Agus Suhendi menyatakan, “Diduga tidak transparannya proses lelang—terutama terkait perbedaan yang sangat signifikan antara nilai appraisal tahun 2015 (sekitar Rp6 miliar) dengan nilai lelang yang disebutkan (sekitar Rp1 miliar)—serta tidak diterimanya risalah lelang oleh ahli waris, adalah hal yang perlu segera diklarifikasi oleh pihak Bank BRI dan PN Sumedang.
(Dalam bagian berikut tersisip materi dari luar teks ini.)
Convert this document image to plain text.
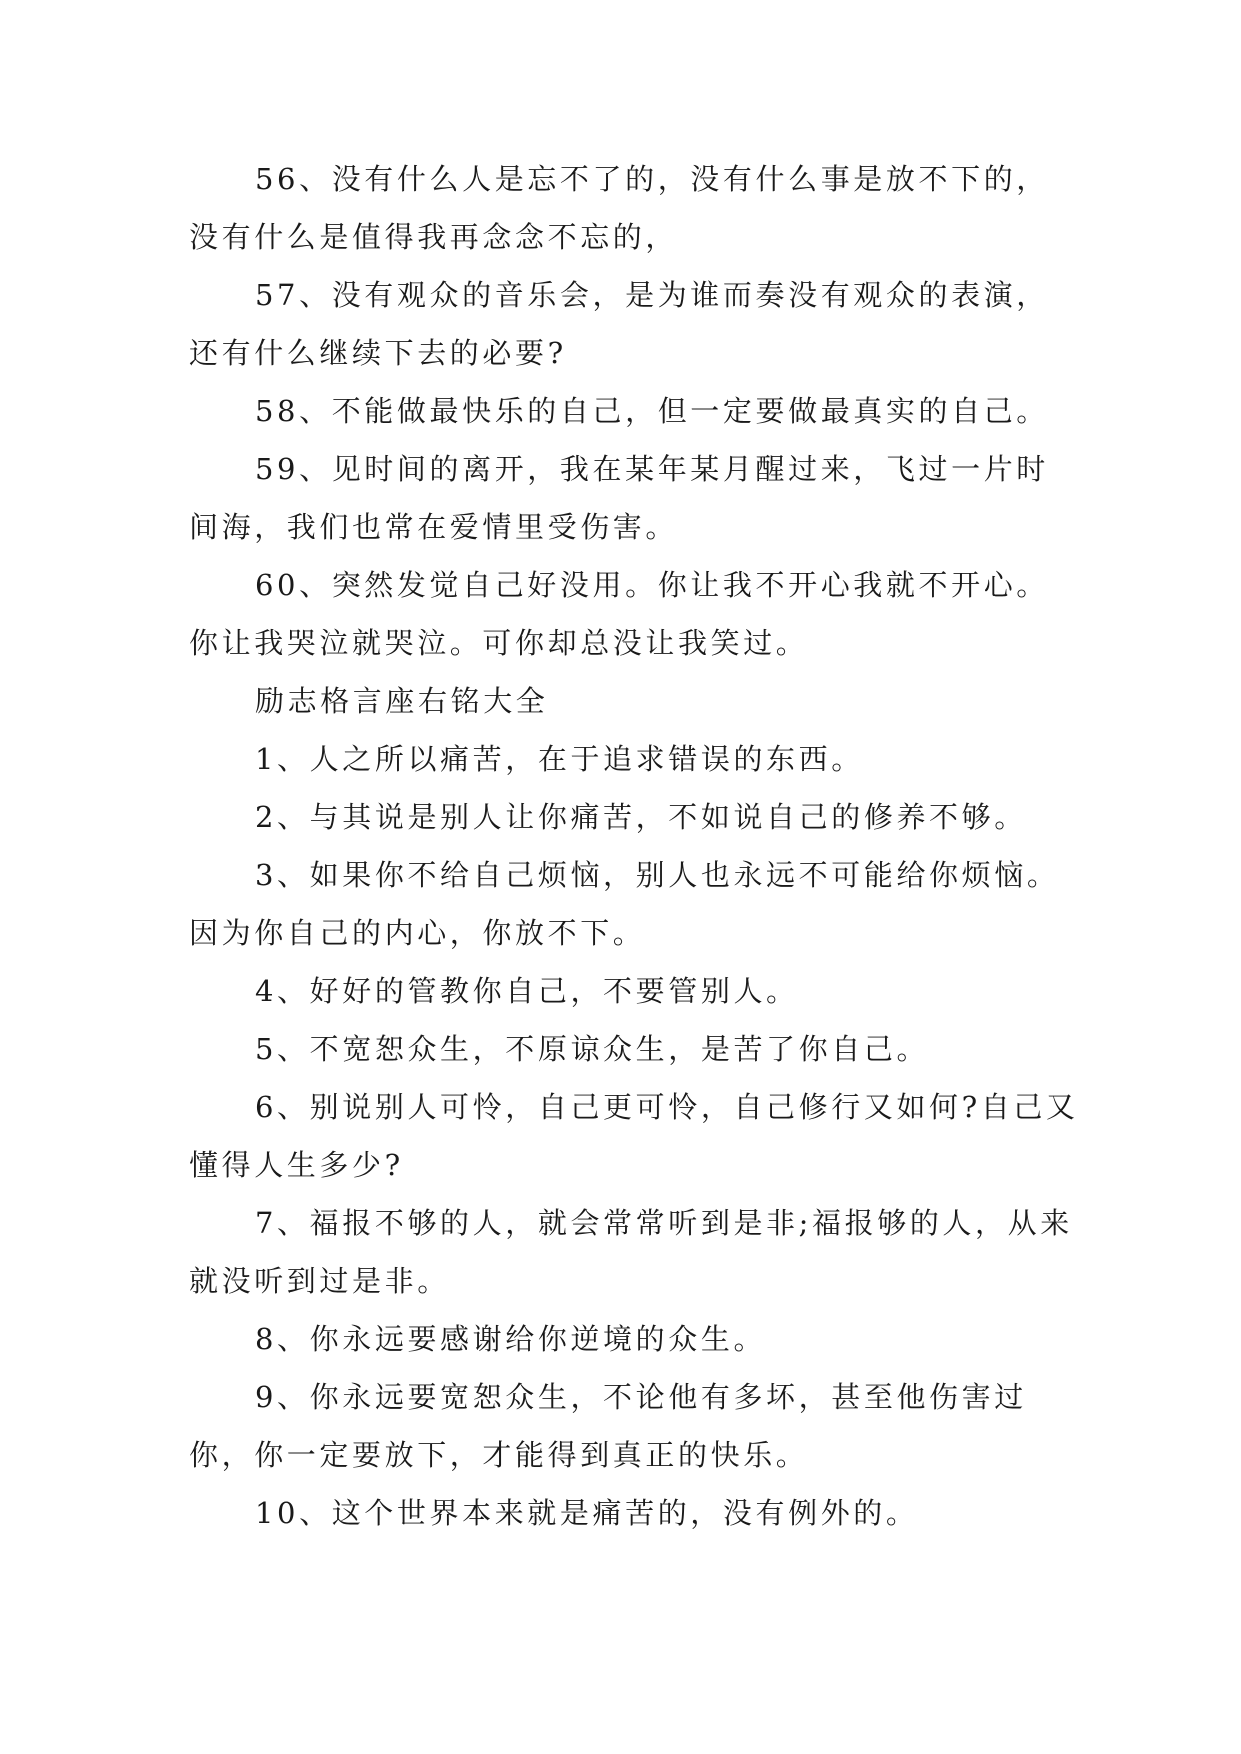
56、没有什么人是忘不了的，没有什么事是放不下的，没有什么是值得我再念念不忘的，

57、没有观众的音乐会，是为谁而奏没有观众的表演，还有什么继续下去的必要?

58、不能做最快乐的自己，但一定要做最真实的自己。

59、见时间的离开，我在某年某月醒过来，飞过一片时间海，我们也常在爱情里受伤害。

60、突然发觉自己好没用。你让我不开心我就不开心。你让我哭泣就哭泣。可你却总没让我笑过。

励志格言座右铭大全

1、人之所以痛苦，在于追求错误的东西。

2、与其说是别人让你痛苦，不如说自己的修养不够。

3、如果你不给自己烦恼，别人也永远不可能给你烦恼。因为你自己的内心，你放不下。

4、好好的管教你自己，不要管别人。

5、不宽恕众生，不原谅众生，是苦了你自己。

6、别说别人可怜，自己更可怜，自己修行又如何?自己又懂得人生多少?

7、福报不够的人，就会常常听到是非;福报够的人，从来就没听到过是非。

8、你永远要感谢给你逆境的众生。

9、你永远要宽恕众生，不论他有多坏，甚至他伤害过你，你一定要放下，才能得到真正的快乐。

10、这个世界本来就是痛苦的，没有例外的。
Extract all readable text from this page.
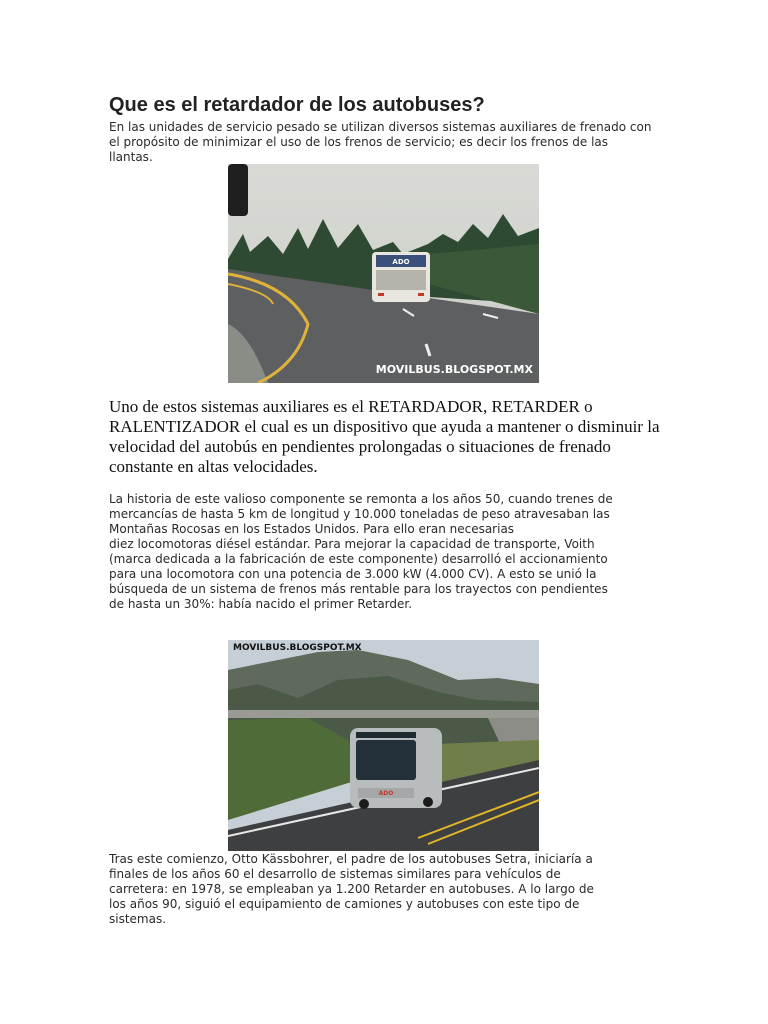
Que es el retardador de los autobuses?

En las unidades de servicio pesado se utilizan diversos sistemas auxiliares de frenado con el propósito de minimizar el uso de los frenos de servicio; es decir los frenos de las llantas.

ADO
MOVILBUS.BLOGSPOT.MX

Uno de estos sistemas auxiliares es el RETARDADOR, RETARDER o RALENTIZADOR el cual es un dispositivo que ayuda a mantener o disminuir la velocidad del autobús en pendientes prolongadas o situaciones de frenado constante en altas velocidades.

La historia de este valioso componente se remonta a los años 50, cuando trenes de
mercancías de hasta 5 km de longitud y 10.000 toneladas de peso atravesaban las
Montañas Rocosas en los Estados Unidos. Para ello eran necesarias
diez locomotoras diésel estándar. Para mejorar la capacidad de transporte, Voith
(marca dedicada a la fabricación de este componente) desarrolló el accionamiento
para una locomotora con una potencia de 3.000 kW (4.000 CV). A esto se unió la
búsqueda de un sistema de frenos más rentable para los trayectos con pendientes
de hasta un 30%: había nacido el primer Retarder.
ADO
MOVILBUS.BLOGSPOT.MX
Tras este comienzo, Otto Kässbohrer, el padre de los autobuses Setra, iniciaría a
finales de los años 60 el desarrollo de sistemas similares para vehículos de
carretera: en 1978, se empleaban ya 1.200 Retarder en autobuses. A lo largo de
los años 90, siguió el equipamiento de camiones y autobuses con este tipo de
sistemas.
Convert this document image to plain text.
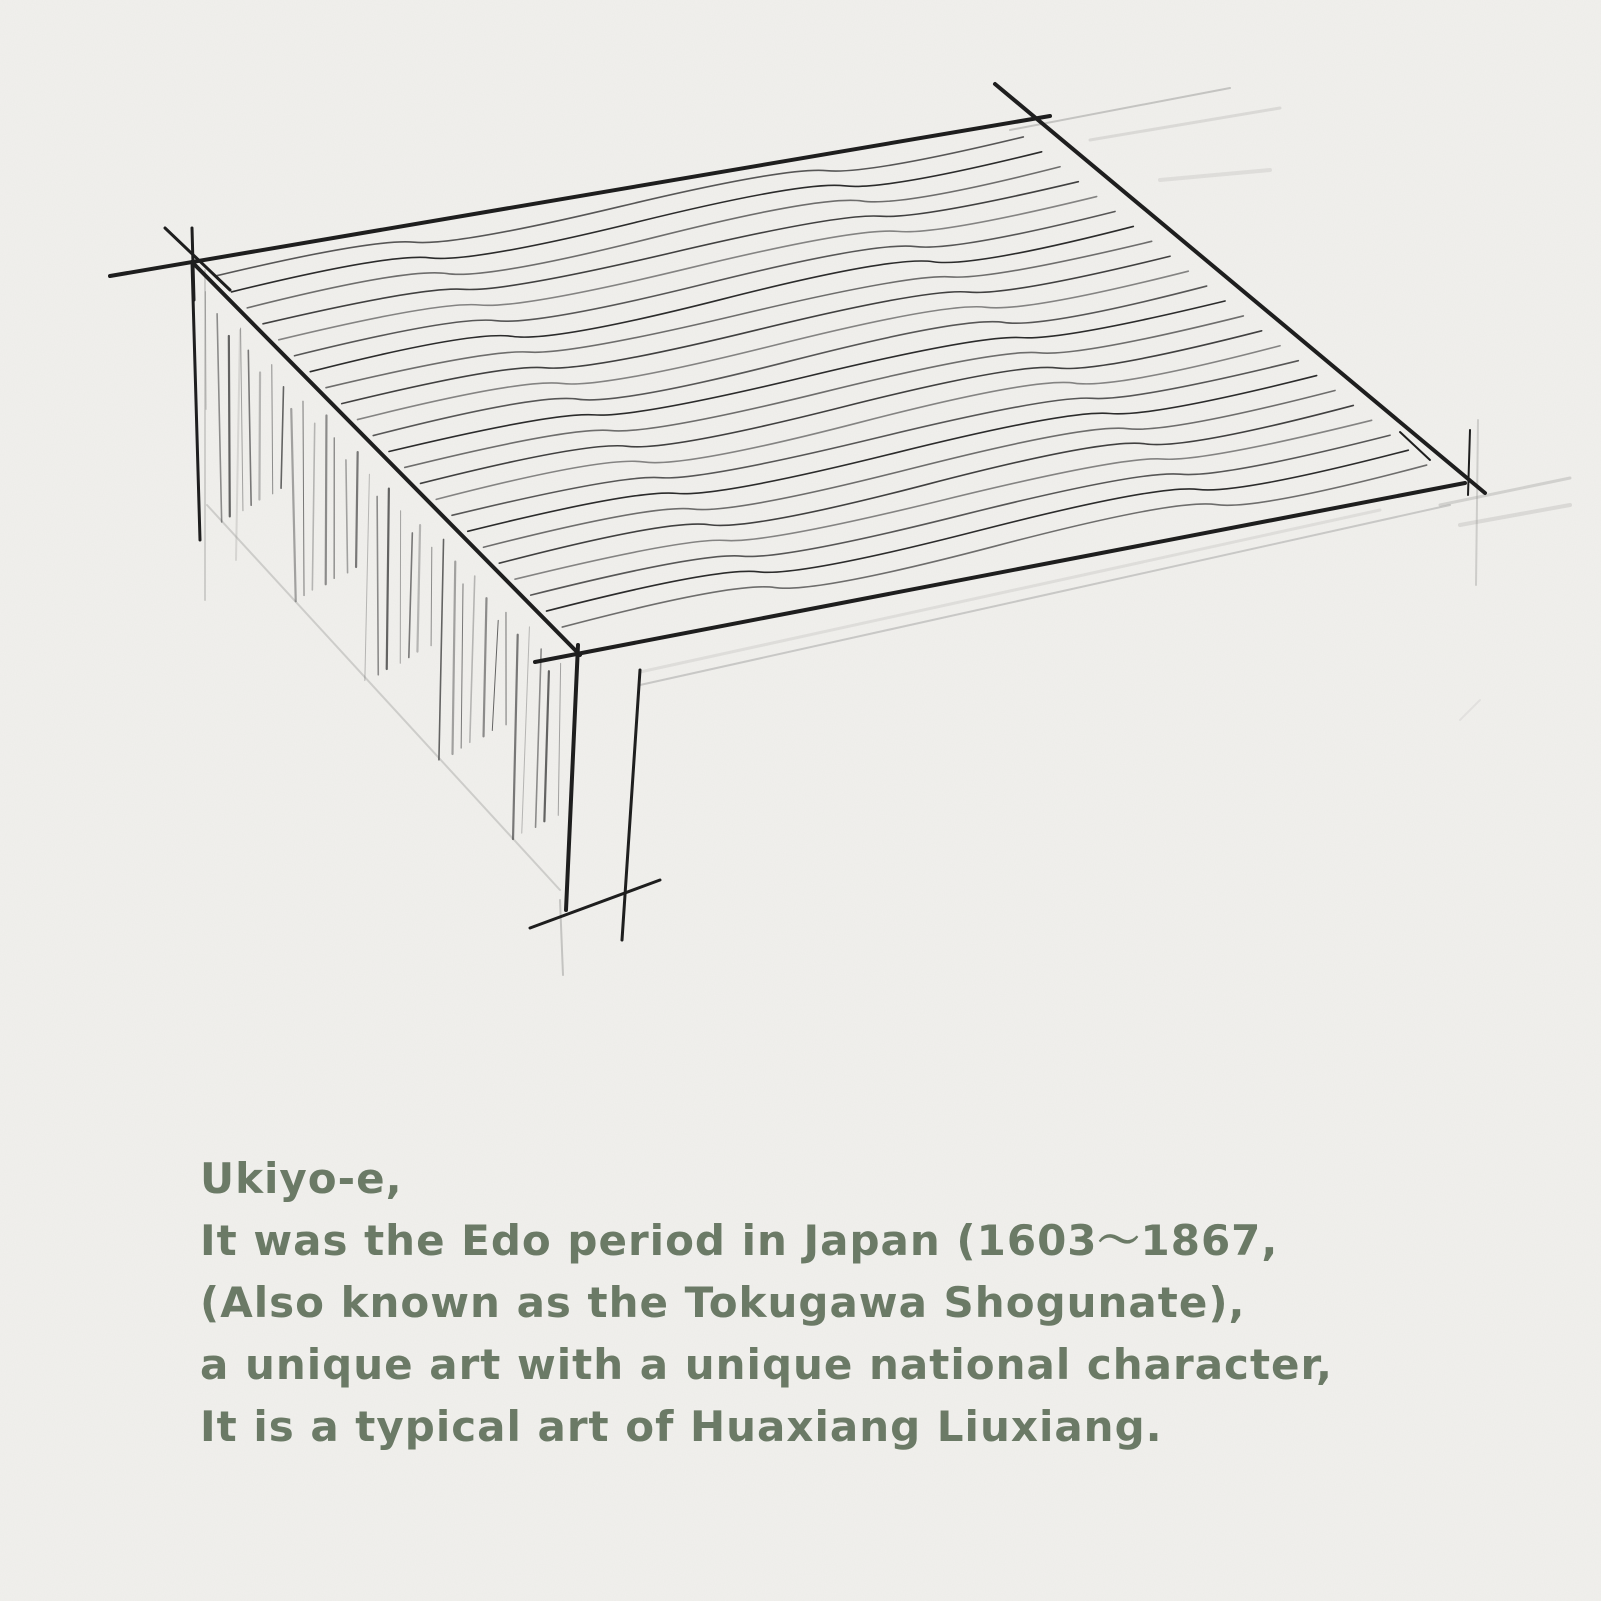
Ukiyo-e,
It was the Edo period in Japan (1603～1867,
(Also known as the Tokugawa Shogunate),
a unique art with a unique national character,
It is a typical art of Huaxiang Liuxiang.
Proses lelang objek sengketa seharusnya dilakukan secara terbuka agar tidak menimbulkan tanda tanya publik.”
Ketua MAC Kecamatan Cimanggung, Dayat Hidayat, sangat mendukung sikap ketua MRCB terkait penolakan eksekusi 3 lahan dan bangunan ahli waris Almarhum H. Kandar Sukandar.
Dukungan juga datang dari Ketua DPC Ormas BIDIK, Yudi Sagat, yang mendukung sikap ketua MRCB yang dengan tegas menolak eksekusi lahan dan bangunan oleh Bank BRI dan PN Sumedang, “Yudi Sagat menambahkan, “Proses eksekusi lahan dan bangunan ini dinilai kurang efektif dan diduga cacat hukum.”
Para pendukung penolakan eksekusi ini menyerukan kepada Bank BRI dan PN Sumedang untuk mempertimbangkan kembali eksekusi lahan dan bangunan ahli waris Almarhum H. Kandar Sukandar, serta melakukan klarifikasi terkait dugaan ketidaktransparanan dalam proses lelang.